Yun Lintian hielt Li Qinglans Blick standhaft stand. „Ich brauche noch nicht deine ganze Kraft. Nur genug, um das Wesen des Lichts zu verstehen – einen Funken, den ich nähren kann.“
Li Qinglan musterte ihn einen langen Moment, bevor sie durch die Nase ausatmete. „Clever. Du denkst mehrere Schritte voraus.“ Ein schwacher, fast anerkennender Glanz trat in ihre Augen. „Na gut.
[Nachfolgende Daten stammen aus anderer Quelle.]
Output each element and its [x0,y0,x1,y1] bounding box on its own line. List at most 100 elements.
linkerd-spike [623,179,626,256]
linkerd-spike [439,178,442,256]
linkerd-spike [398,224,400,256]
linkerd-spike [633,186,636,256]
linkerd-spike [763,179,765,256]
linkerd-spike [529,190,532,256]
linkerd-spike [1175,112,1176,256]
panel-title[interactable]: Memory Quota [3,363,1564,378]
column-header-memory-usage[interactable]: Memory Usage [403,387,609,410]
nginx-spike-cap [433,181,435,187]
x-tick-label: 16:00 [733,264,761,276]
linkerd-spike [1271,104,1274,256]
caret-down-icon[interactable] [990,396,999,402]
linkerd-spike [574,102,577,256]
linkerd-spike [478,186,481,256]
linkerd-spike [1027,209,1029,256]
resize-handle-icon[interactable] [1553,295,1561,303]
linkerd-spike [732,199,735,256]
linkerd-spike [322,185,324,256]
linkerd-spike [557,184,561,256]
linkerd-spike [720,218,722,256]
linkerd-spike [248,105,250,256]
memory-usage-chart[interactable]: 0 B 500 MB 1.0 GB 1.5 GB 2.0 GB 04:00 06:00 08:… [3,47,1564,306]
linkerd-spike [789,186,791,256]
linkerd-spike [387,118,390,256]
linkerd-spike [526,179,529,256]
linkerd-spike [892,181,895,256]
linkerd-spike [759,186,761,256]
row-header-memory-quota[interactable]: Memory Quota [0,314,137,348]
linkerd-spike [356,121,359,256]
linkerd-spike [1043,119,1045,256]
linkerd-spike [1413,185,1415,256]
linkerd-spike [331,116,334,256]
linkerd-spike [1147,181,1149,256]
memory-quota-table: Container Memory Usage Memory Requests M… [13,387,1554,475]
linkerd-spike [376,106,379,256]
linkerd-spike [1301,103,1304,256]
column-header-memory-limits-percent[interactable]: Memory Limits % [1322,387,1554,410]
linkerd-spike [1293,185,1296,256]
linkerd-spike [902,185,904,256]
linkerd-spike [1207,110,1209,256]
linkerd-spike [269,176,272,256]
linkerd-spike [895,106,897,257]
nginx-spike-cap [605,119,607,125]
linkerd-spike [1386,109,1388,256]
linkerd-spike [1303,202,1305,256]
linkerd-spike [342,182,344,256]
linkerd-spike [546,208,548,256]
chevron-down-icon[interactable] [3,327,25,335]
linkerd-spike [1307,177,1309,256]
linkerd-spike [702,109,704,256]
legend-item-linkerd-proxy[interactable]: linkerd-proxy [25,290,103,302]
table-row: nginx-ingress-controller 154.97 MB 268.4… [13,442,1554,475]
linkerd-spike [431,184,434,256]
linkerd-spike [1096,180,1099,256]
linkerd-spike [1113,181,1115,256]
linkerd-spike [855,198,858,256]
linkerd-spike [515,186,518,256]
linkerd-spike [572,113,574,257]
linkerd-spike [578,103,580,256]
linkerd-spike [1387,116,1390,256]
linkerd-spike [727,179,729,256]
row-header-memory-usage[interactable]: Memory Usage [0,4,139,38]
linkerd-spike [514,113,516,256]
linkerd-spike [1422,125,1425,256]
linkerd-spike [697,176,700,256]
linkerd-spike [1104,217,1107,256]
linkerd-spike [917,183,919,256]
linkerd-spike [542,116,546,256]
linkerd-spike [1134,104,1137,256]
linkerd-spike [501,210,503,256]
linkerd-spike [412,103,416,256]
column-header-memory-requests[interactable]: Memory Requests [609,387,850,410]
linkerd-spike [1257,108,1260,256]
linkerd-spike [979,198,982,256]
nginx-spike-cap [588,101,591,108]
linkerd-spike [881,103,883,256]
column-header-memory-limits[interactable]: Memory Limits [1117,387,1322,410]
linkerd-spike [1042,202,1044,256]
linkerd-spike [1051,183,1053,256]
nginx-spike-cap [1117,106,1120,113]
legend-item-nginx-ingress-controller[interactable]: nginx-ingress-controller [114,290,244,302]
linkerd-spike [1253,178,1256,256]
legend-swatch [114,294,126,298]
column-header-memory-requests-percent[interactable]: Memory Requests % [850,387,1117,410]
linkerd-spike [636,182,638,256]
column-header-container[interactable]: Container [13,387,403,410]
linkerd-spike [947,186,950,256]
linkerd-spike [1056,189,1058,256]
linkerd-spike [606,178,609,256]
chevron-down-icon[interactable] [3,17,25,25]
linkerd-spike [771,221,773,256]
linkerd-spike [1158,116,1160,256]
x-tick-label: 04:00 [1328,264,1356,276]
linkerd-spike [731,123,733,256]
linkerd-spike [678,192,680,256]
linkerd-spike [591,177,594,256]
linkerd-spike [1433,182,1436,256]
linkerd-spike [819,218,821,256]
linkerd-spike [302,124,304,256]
Dann gebe ich dir einen Teil meiner Kraft. Aber den Rest behalte ich, bis die richtige Zeit gekommen ist.“
Hei Xuan klatschte in die Hände. „Ausgezeichnet! Nun, da das geklärt ist …“
„Nicht so schnell.“ Li Qinglans Stimme wurde wieder scharf. „Da ist noch die Frage des himmlischen Bindungsrituals.“
Hei Yues Wangen wurden rosa. „M-Mutter! Müssen wir das jetzt besprechen?“
„Ja.“ Li Qinglans Tonfall duldete keinen Widerspruch. „Wenn diese Hochzeit stattfinden soll, dann muss sie ordnungsgemäß durchgeführt werden. Das Ritual wird eure Schicksale auf tiefster Ebene miteinander verbinden – sogar über das hinaus, was Nian Shi auflösen kann.“
Yun Lintian runzelte leicht die Stirn. „Was genau beinhaltet dieses Ritual?“
Li Qinglans Lippen verzogen sich zu etwas, das nicht ganz ein Lächeln war. „Drei Prüfungen.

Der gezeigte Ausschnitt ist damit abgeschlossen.